For Irish, 'it can't get much worse' than 1-8
Collar open, tie loose, insides roiling, Trevor Laws angrily mourned.
"I'm a fifth-year senior, and we're 1-8," the Notre Dame defensive end said Saturday evening. "It can't get much worse than that."
Though these Irish have re-excavated rock bottom again and again, Laws might be correct. A 46-44 triple-overtime loss to Navy totaled the season, rendered it unsalvageable, robbed this team of its one remaining hat-hanging hook—that 43-game win streak against the Midshipmen.
So with the pertinent returns in—three remaining games notwithstanding—this is some of what has been learned:
• The Irish are gutted. The post-Navy comments mattered only insofar as their uniformity. It's just another loss. History doesn't matter. Navy just made one more play.
It was all the same, which means it was all prefabricated parroting. Which means the truth lay in the disbelieving faces, in the rumblings of a veteran like Laws, in the locker room scene Irish coach Charlie Weis encountered.
"[Saturday] was probably as disappointed as I've seen our team," Weis said. "There were a lot of guys who still hadn't gotten out of their uniforms. They were still sitting there."

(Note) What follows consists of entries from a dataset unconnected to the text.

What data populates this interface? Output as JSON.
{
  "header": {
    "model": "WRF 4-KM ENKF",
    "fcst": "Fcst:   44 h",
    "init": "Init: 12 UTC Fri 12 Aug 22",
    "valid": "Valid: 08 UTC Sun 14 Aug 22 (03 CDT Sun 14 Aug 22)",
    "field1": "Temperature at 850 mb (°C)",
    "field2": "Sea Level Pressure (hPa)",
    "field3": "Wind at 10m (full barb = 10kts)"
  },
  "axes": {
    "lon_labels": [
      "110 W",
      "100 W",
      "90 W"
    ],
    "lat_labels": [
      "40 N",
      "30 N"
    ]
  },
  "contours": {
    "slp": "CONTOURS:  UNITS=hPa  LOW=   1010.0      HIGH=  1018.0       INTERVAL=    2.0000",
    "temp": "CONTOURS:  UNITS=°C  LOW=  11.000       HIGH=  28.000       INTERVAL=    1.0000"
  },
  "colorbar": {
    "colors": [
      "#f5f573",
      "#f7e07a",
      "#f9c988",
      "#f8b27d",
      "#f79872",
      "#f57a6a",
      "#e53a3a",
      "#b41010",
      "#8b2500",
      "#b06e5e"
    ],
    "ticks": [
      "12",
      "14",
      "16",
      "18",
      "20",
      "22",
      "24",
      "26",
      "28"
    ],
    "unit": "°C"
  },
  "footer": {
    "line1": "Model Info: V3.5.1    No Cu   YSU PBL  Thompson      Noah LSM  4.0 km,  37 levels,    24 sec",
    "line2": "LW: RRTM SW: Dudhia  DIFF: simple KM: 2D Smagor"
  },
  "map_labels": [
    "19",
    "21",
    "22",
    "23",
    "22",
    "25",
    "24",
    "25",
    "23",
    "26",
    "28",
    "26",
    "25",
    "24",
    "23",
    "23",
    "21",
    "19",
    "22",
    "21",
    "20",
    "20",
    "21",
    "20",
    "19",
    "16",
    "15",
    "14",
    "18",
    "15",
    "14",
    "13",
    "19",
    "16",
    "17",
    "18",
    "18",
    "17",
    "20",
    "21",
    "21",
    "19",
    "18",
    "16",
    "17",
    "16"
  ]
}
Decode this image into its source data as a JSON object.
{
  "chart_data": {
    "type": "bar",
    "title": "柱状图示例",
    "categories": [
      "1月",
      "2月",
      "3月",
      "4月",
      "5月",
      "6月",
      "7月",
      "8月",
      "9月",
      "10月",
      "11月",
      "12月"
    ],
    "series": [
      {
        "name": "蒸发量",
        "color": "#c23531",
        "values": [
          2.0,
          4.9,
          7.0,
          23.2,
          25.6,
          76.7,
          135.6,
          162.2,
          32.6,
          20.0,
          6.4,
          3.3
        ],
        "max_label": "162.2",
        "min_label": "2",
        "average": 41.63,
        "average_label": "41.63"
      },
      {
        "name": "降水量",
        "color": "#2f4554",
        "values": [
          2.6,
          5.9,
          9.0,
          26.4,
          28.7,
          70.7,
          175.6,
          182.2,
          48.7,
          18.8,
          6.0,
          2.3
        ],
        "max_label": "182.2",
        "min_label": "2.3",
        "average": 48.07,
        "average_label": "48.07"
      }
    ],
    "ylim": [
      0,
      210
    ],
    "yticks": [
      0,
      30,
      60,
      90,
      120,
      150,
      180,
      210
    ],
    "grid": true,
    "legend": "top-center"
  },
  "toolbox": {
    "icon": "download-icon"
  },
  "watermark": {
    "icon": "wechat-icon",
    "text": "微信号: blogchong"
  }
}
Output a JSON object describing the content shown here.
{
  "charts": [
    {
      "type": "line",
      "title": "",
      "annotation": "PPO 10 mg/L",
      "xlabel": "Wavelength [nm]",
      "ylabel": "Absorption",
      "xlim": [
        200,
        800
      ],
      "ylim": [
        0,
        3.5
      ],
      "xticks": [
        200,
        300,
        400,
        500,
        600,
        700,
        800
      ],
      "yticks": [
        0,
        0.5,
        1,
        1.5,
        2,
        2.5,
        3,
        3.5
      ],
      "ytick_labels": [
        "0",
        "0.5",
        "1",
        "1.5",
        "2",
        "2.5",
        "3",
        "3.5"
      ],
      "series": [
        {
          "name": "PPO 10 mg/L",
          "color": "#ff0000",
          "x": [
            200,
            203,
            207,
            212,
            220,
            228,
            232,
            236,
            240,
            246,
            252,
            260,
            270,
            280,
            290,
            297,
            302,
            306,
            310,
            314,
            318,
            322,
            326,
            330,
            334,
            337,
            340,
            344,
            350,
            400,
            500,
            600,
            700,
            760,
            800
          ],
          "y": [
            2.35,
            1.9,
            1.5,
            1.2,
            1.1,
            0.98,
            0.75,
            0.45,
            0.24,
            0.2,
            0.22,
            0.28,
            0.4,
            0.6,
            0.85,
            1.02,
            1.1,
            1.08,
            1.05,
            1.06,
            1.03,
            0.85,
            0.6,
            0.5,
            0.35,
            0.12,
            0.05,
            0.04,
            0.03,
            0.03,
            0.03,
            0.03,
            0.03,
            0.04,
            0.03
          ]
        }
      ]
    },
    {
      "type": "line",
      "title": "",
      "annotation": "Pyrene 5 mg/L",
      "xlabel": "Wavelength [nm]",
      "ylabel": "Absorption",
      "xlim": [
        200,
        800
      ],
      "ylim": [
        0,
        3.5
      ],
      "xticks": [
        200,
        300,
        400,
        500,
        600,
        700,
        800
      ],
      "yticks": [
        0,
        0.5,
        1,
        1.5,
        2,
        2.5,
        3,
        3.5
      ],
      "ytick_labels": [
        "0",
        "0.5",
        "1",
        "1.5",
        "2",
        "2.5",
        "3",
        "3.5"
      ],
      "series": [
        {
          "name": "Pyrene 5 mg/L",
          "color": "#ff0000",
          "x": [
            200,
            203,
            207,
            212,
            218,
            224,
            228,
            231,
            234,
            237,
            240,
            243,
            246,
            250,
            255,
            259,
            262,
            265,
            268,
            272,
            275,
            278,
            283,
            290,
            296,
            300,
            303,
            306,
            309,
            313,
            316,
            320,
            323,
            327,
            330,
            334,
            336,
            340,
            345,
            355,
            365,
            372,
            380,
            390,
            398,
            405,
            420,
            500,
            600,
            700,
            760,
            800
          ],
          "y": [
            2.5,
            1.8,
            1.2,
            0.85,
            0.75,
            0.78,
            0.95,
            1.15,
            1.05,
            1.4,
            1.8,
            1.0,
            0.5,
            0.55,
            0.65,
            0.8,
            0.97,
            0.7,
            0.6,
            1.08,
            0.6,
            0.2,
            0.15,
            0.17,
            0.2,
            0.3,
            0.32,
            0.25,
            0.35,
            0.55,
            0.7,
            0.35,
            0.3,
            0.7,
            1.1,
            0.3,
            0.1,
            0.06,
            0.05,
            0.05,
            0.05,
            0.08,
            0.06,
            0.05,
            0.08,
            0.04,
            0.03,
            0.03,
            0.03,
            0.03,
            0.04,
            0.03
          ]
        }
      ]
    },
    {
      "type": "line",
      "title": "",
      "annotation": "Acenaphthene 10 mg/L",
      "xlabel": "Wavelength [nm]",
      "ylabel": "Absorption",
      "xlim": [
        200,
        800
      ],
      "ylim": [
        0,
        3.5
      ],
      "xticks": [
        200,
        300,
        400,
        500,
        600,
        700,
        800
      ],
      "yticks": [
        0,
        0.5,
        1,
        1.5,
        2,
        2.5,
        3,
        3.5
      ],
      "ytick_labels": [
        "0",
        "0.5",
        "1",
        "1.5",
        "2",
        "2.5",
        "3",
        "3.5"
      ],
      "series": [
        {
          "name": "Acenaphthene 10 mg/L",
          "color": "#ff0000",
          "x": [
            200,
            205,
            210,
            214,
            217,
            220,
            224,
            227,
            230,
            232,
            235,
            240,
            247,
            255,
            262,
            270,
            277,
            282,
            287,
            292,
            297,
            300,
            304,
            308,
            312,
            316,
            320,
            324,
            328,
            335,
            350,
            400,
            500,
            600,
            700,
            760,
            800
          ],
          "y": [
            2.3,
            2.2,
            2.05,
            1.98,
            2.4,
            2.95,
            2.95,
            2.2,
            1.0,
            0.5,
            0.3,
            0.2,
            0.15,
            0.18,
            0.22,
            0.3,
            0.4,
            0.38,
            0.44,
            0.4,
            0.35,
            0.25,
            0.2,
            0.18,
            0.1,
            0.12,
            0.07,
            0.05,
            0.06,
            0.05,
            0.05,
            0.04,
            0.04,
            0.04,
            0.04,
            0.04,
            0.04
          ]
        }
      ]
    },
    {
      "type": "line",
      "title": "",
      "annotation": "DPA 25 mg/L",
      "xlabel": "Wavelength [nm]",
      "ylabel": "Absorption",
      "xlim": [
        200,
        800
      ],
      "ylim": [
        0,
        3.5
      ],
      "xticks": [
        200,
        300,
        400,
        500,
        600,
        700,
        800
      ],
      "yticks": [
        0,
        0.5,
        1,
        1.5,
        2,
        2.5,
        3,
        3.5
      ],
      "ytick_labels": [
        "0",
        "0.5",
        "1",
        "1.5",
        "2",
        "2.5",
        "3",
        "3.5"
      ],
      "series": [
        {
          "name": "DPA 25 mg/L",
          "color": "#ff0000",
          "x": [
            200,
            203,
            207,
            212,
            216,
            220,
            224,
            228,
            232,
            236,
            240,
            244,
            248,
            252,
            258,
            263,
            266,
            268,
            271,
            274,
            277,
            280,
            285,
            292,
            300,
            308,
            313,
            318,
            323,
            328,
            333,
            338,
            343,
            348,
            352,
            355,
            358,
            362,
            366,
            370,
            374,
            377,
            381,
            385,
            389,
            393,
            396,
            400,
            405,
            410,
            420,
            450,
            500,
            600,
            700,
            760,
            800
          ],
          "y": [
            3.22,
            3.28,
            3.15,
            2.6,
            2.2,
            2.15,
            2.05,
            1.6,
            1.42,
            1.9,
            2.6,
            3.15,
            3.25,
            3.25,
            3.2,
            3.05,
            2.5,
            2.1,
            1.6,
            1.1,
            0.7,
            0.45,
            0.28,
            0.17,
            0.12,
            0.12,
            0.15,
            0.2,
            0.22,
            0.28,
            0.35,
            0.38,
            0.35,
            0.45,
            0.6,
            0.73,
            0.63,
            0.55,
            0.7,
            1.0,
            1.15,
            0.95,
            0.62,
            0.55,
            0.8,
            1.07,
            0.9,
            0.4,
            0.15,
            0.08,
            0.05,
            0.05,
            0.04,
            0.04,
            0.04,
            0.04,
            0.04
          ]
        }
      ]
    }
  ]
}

Weis said his first order of business was picking up his team. The Irish may no longer have any emotion to give in return.
• It's Jimmy Clausen or bust for 2008. Weis planned to shuffle between starter Evan Sharpley and a healthy Jimmy Clausen against Navy. It didn't happen, but a door is open.
"If Jimmy's ready to go, which I'm saying he is, it's not just a slam-dunk who is doing what," Weis said Sunday.
Sharpley has not distinguished himself as the solution. Nor will highly rated recruit Dayne Crist be ready to start after one preseason camp. So, somewhere amid the true freshman mistakes, Jimmy Clausen needs to offer glimpses that he is all he is purported to be.
• Weis still paints by numbers. The plan and the stats and the wind told him to forgo a go-ahead 41-yard field goal with less than a minute left in regulation Saturday. A day later, Weis was asked if he might have taken a shot anyway.
"What, and miss the field goal?" Weis said. "I thought we had a good play to get the first down. We complete the pass for the first down and you're inside the 15-yard line."
The Irish were 6-for-7 on fourth downs to that point, but just one was longer than fourth-and-3. So attempting to convert a fourth-and-8 was a no-brainer?
Spike the plan. Give a haggard team a chance to author a magic moment. As one observer said: Harry Oliver wouldn't be Harry Oliver if wind or distance mattered before his legendary 51-yard game-winner against Michigan.
• Weis has officially entered a hailstorm. Traditionally, as the "1812 Overture" plays after Irish home games, the fans salute the coach. On Saturday, boos were plainly audible through the fanfare.
Asked where disgruntled faithful can see hope, Weis pointed to good special-teams play, a productive run game and surrendering just three regulation touchdowns against Navy. He said it didn't matter that success came against the middling Midshipmen.
Sure it matters. It also matters that Georgia Tech, Penn State, Purdue, Michigan State and even Southern California aren't exactly among college football's elite this season.
It also matters that Weis, after 34 games at Notre Dame, is 20-14. His predecessor, Tyrone Willingham, was 21-13 at the same point.
"I'm going to be here for a long time," Weis said Sunday. "I'm going to be judged by what happens when I leave. Let's see where I am when I walk out the door."
Somewhat amusingly, in the transcript of Weis' remarks provided by ASAP Sports, the statement "I'm going to be here for a long time" was omitted. As far as what the word is, maybe the transcript folks know more than anyone.